Setelah membuat film di Rwanda, North Carolina dan New York City, Chung mungkin telah mencapai kesuksesan terbesarnya hingga saat ini dengan kembali ke rumah mobil tunggal masa mudanya. “Kami dulu bermimpi tentang double-wide,” katanya.
Sejak pemutaran perdana film di Sundance tahun lalu, di mana ia memenangkan grand jury dan hadiah penonton untuk drama AS terbaik, Minari telah menghasilkan ulasan yang bersinar dan buzz Oscar. Pada hari Minggu (28 Februari), film tersebut membawa pulang Golden Globe untuk film berbahasa asing terbaik. Adapun Chung, dia menulis dua skrip fitur lagi.
Baru-baru ini, Chung, 42, berbicara melalui video dari rumahnya di Pasadena Selatan, California, tentang masa kecilnya di Arkansas, rutenya yang mustahil ke sekolah film dan bagaimana Minari semi-otobiografi muncul.
Chung lahir di Denver dan pindah ke Arkansas pada usia dua tahun. Kampung halamannya, Lincoln, sama kecilnya dalam kehidupan nyata seperti yang terlihat dalam filmnya.
Setelah sekolah film di Universitas Utah, dia menemani istrinya, Valerie, seorang terapis, ke Rwanda, di mana dia telah melakukan pekerjaan sukarela dengan organisasi Kristen Youth With a Mission. “Ketika kami menikah, dia meminta saya berjanji untuk kembali bersamanya ke Rwanda,” katanya. Mencari sesuatu untuk dilakukan, ia membuat kelas pembuatan film untuk 15 siswa lokal. Sebagai proyek akhir, kelasnya bertugas sebagai kru di Munyurangabo, sebuah fitur tentang persahabatan yang tidak mungkin antara dua remaja laki-laki: satu Hutu, satu Tutsi.
Sukses di Cannes dan kehebohan berikutnya (Roger Ebert menyebut film ini “sebuah mahakarya”) datang sebagai kejutan bagi pembuat film fitur pertama kali.
Chung kemudian menyutradarai dua film fitur lagi, Lucky Life (2010) dan Abigail Harm (2013); mereka berdua, menurut sutradara, sebagian besar urusan improvisasi. “Saya hanya membuat film untuk membuat film,” katanya. “Saya sangat cemas menjadi pembuat film sehingga saya kehilangan gagasan mengapa saya melakukannya.” Chung bersumpah dia tidak akan pernah membuat film lain tanpa naskah yang sepenuhnya disempurnakan, kemudian mulai menulisnya.

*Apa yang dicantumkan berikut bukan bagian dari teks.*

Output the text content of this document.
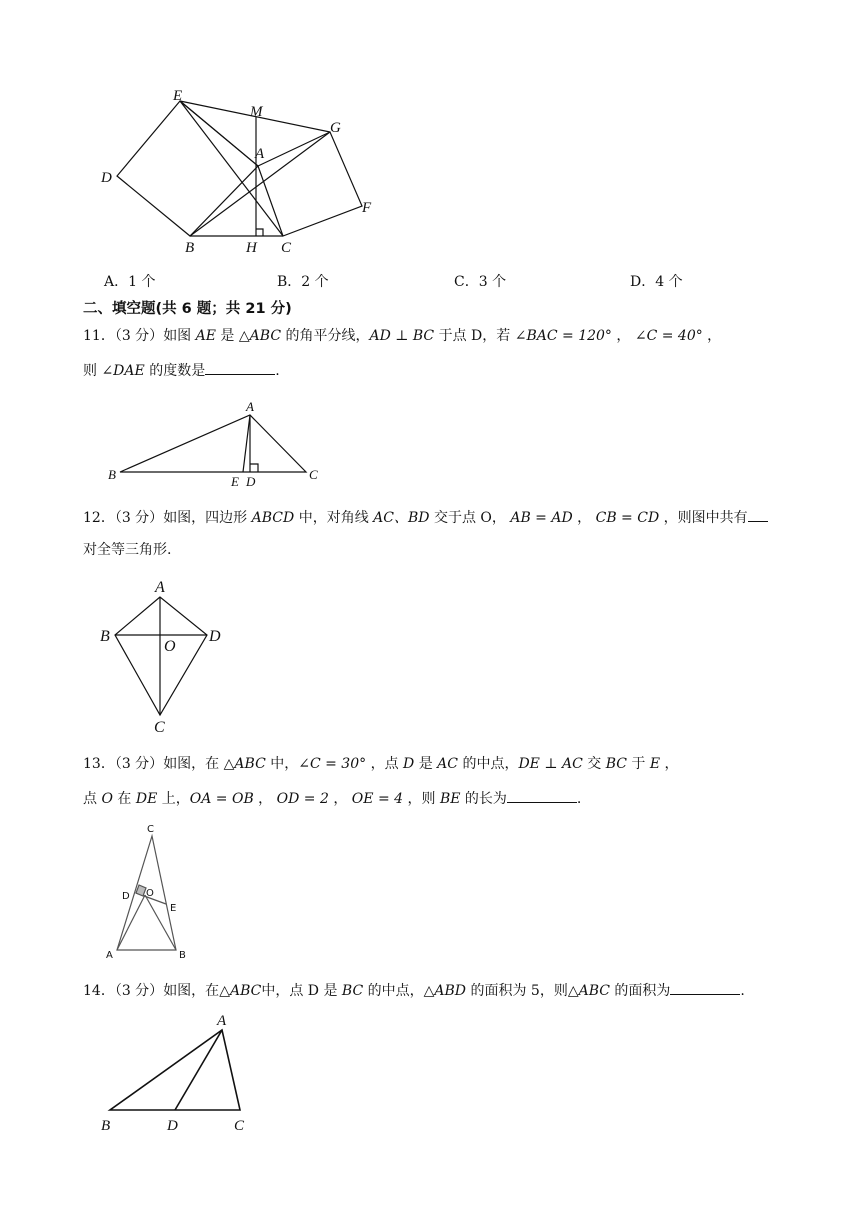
E
M
G
A
D
F
B	H C
A．1 个	B．2 个	C．3 个	D．4 个
二、填空题(共 6 题；共 21 分)
11．（3 分）如图 AE 是 △ABC 的角平分线，AD ⊥ BC 于点 D，若 ∠BAC = 120° ， ∠C = 40° ，
则 ∠DAE 的度数是	.
A
B	E D	C
12．（3 分）如图，四边形 ABCD 中，对角线 AC、BD 交于点 O， AB = AD ， CB = CD ，则图中共有
对全等三角形.
A
B
O
D
C
13．（3 分）如图，在 △ABC 中，∠C = 30° ，点 D 是 AC 的中点，DE ⊥ AC 交 BC 于 E ，
点 O 在 DE 上，OA = OB ， OD = 2 ， OE = 4 ，则 BE 的长为	.
C
D O
E
A	B
14．（3 分）如图，在△ABC中，点 D 是 BC 的中点，△ABD 的面积为 5，则△ABC 的面积为	.
A
B	D	C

Minari mulai syuting pada 2019 dengan Oklahoma menggantikan Arkansas. Chung, bersama direktur casting Julia Kim, mengumpulkan pemain yang termasuk veteran seperti aktris film dan TV Yuh-jung Youn, 73, yang Chung temui saat mengajar di Incheon, dan pendatang baru seperti Alan S. Kim, sekarang berusia delapan tahun.
Syuting lima minggu berlangsung di tengah musim panas Oklahoma yang panas dan lembab, dengan banyak aksi diatur dalam trailer keluarga.

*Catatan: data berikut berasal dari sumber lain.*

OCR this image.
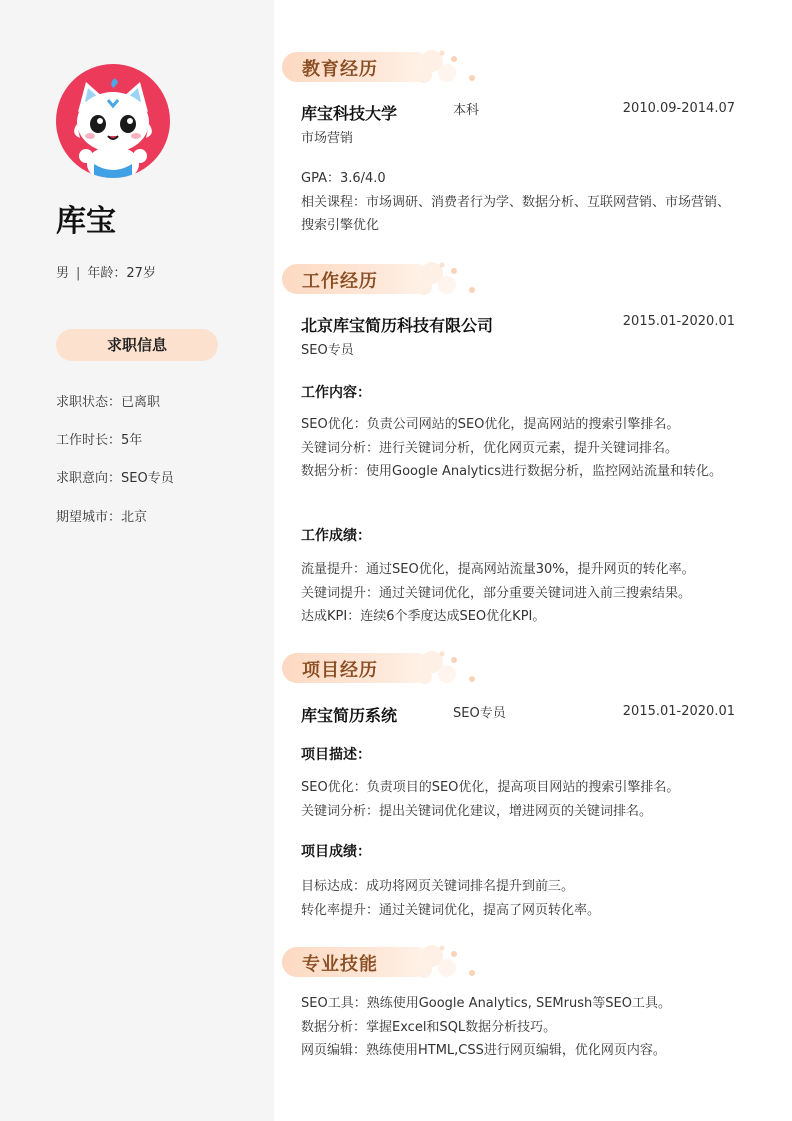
库宝
男 | 年龄：27岁
求职信息
求职状态：已离职
工作时长：5年
求职意向：SEO专员
期望城市：北京
教育经历
库宝科技大学	本科	2010.09-2014.07
市场营销
GPA：3.6/4.0
相关课程：市场调研、消费者行为学、数据分析、互联网营销、市场营销、搜索引擎优化
工作经历
北京库宝简历科技有限公司	2015.01-2020.01
SEO专员
工作内容：
SEO优化：负责公司网站的SEO优化，提高网站的搜索引擎排名。
关键词分析：进行关键词分析，优化网页元素，提升关键词排名。
数据分析：使用Google Analytics进行数据分析，监控网站流量和转化。
工作成绩：
流量提升：通过SEO优化，提高网站流量30%，提升网页的转化率。
关键词提升：通过关键词优化，部分重要关键词进入前三搜索结果。
达成KPI：连续6个季度达成SEO优化KPI。
项目经历
库宝简历系统	SEO专员	2015.01-2020.01
项目描述：
SEO优化：负责项目的SEO优化，提高项目网站的搜索引擎排名。
关键词分析：提出关键词优化建议，增进网页的关键词排名。
项目成绩：
目标达成：成功将网页关键词排名提升到前三。
转化率提升：通过关键词优化，提高了网页转化率。
专业技能
SEO工具：熟练使用Google Analytics, SEMrush等SEO工具。
数据分析：掌握Excel和SQL数据分析技巧。
网页编辑：熟练使用HTML,CSS进行网页编辑，优化网页内容。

Film ini mengacu pada beberapa aspek kehidupan Korea-Amerika yang jarang terlihat dalam film-film kontemporer, seperti sifat gereja-gereja Korea yang penuh di Amerika Serikat dan cara banyak imigran berpegang pada visi tanah air mereka bertahun-tahun setelah tanah air mereka pindah.
“Di dalam trailer itu ada ruang terlindung Korea tahun 1970-an, Korea saat orang tua pergi,” katanya. “Korea dari ingatan mereka, pada dasarnya.”

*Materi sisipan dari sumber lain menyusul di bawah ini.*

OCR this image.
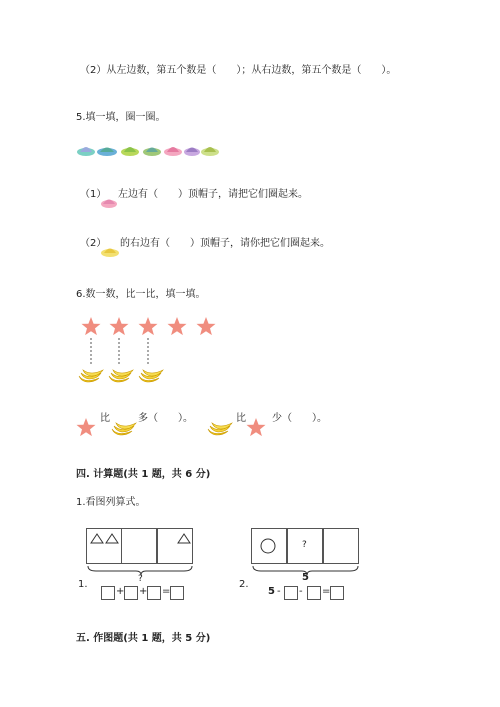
（2）从左边数，第五个数是（　　）；从右边数，第五个数是（　　）。
5.填一填，圈一圈。
（1） 左边有（　　）顶帽子，请把它们圈起来。
（2） 的右边有（　　）顶帽子，请你把它们圈起来。
6.数一数，比一比，填一填。
比	多（　　）。	比	少（　　）。
四. 计算题(共 1 题，共 6 分)
1.看图列算式。
?
1.
+ + =
?
5
2.
5 - - =
五. 作图题(共 1 题，共 5 分)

Sementara film ini telah mendapatkan banyak penghargaan dan nominasi dari festival dan kelompok kritikus, Chung awalnya sangat prihatin dengan dua penonton pada khususnya. “Jujur, saya sangat takut tentang bagaimana saya akan menyinggung orang tua saya,” katanya.
Mereka, pada gilirannya, khawatir tentang bagaimana penonton Korea akan melihat film dan ceritanya. “Orang tua saya khawatir bahwa banyak orang Korea di negara asal akan menonton ini dan berpikir, ‘Ya ampun, ini adalah keluarga bodoh’,” katanya. “Mereka pergi ke Amerika dan benar-benar menderita. Tidak mengetahui bahwa penderitaan benar-benar bagian dari identitas menjadi orang Korea-Amerika.”